S’il est une conséquence positive que l’on peut accorder au manifeste « contre le nouvel antisémitisme » publié par Le Parisien et signé par trois-cents personnalités artistiques, politiques et intellectuelles, c’est d’avoir réussi à unir temporairement la communauté musulmane.
Dans un communiqué, Abdallah Zekri, président de l’Observatoire national contre l’islamophobie et par ailleurs délégué général du CFCM, écrit que « des hommes politiques sur le déclin et en mal de reconnaissance médiatique ont trouvé dans l’Islam et les musulmans de France leur nouveau bouc-émissaire. » Il dénonce un débat « nauséabond et funeste » et estime qu’« il est temps qu’ils (les signataires) se ressaisissent et cessent d’accabler l’Islam et les musulmans de tous les maux. »
« Attribuer l’antisémitisme à l’Islam est presque un blasphème »
Recteur de la Grande mosquée de Bordeaux, Tareq Oubrou estime de son côté qu’« attribuer l’antisémitisme à l’Islam est presque un blasphème, puisque les deux-tiers des prophètes du Coran sont des juifs. » Quand, dans la tribune, les Philippe Val assure que le Coran « appelle au meurtre des juifs et des chrétiens », c’est selon le recteur girondin « une erreur monumentale, et d’une violence inouïe. » Pour lui, explique-t-il sur franceinfo, « attribuer l’antisémitisme à une ‘génétique coranique’ quelconque est une erreur intellectuelle monumentale. »
Dalil Boubakeur, recteur de la Grande mosquée de Paris, est sur la même ligne : dans le Coran, dit-il au micro d’Europe 1, « Il n’y a pas d’incitations particulières ni contre les juifs ni contre les chrétiens. Le verset coranique dit : ’Lorsque vous discutez avec les gens du Livre (juifs et chrétiens) ne le faites qu’avec courtoisie et respect. »
Un procès « totalement injuste » fait aux musulmans
Outre les erreurs pointées du doigt par les personnalités représentatives du culte musulman, l’accueil du manifeste est mitigé notamment parce qu’il met à la marge de la République toute une communauté.
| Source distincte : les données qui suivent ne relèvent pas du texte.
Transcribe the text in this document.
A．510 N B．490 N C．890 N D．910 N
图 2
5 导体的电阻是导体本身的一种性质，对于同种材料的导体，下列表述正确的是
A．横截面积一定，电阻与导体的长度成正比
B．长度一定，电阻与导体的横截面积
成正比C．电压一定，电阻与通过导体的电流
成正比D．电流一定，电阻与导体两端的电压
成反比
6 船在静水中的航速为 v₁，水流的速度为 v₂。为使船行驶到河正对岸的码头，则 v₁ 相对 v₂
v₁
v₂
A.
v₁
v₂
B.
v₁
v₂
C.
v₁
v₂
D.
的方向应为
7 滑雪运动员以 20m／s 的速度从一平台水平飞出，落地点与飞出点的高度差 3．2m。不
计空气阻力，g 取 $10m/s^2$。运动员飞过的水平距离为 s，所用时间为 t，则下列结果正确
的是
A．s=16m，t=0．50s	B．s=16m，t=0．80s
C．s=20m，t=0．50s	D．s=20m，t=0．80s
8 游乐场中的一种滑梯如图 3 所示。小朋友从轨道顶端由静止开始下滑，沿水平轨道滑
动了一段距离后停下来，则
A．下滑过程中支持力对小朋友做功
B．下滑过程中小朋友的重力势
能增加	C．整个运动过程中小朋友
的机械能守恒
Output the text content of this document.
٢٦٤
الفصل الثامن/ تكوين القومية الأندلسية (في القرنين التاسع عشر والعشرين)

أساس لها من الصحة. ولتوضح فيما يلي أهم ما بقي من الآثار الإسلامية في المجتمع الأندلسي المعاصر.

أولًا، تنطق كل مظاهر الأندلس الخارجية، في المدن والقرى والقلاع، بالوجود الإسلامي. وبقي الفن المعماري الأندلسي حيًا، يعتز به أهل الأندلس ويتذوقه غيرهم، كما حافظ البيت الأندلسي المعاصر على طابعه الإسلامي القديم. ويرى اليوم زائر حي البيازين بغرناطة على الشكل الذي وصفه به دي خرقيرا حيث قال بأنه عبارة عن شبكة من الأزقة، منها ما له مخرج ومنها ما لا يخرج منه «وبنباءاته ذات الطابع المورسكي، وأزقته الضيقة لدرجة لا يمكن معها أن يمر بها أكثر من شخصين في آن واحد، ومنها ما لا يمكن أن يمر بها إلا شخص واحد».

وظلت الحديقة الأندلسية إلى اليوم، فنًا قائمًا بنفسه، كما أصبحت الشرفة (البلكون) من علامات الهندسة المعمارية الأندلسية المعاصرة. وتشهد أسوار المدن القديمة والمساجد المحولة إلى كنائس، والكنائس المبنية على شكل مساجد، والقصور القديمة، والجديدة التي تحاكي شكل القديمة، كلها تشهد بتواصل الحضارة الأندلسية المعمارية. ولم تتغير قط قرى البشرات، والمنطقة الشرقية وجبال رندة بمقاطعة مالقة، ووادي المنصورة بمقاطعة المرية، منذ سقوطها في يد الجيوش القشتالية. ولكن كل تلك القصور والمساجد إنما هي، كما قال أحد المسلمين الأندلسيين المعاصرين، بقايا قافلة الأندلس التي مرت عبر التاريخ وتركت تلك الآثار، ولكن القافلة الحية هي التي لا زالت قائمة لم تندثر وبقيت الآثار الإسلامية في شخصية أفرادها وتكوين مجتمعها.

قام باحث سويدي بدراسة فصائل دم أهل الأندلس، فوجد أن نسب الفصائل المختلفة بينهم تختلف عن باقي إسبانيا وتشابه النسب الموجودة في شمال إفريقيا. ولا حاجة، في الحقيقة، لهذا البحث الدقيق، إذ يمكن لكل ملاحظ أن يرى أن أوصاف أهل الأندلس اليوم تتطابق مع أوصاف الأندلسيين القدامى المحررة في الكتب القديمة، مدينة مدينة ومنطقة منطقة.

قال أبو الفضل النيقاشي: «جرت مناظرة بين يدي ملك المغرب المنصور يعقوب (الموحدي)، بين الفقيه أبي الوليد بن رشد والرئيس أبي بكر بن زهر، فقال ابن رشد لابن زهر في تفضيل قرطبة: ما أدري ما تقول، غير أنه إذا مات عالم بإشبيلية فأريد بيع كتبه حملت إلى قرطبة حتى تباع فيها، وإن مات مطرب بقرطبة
Dalil Boubakeur est lassé que ces personnalités tentent en permanence de « faire des musulmans de France les ennemis de leurs frères juifs. » Le recteur voit là un procès « totalement injuste » à l’encontre de la communauté musulmane.
Abdallah Zekri indique lui qu’il est « temps que les politiques respectent la loi de 1905 instaurant la séparation entre l’Etat et les Cultes et ne s’ingèrent en aucune manière dans la gestion du culte musulman. »
« Cette tribune est un non-sens, un hors-sujet »
Pour Tareq Oubrou, les signataires du manifeste ont commis « la même erreur que commettent un certain nombre d’ignares musulmans, des délinquants, qui prélèvent des textes isolés de leur contexte historique. »
Du côté du Conseil Français du culte musulman, le président Ahmet Ogras indique que « cette tribune est un non-sens, un hors-sujet. » Il insiste sur le fait que « personne n’a le monopole de l’oppressé ou de la victime » et dénonce l’utilisation du terme d’« épuration ethnique » par Philippe Val. Le vice-président du CFCM, Anouar Kbibech, déplore lui des « propos excessifs ».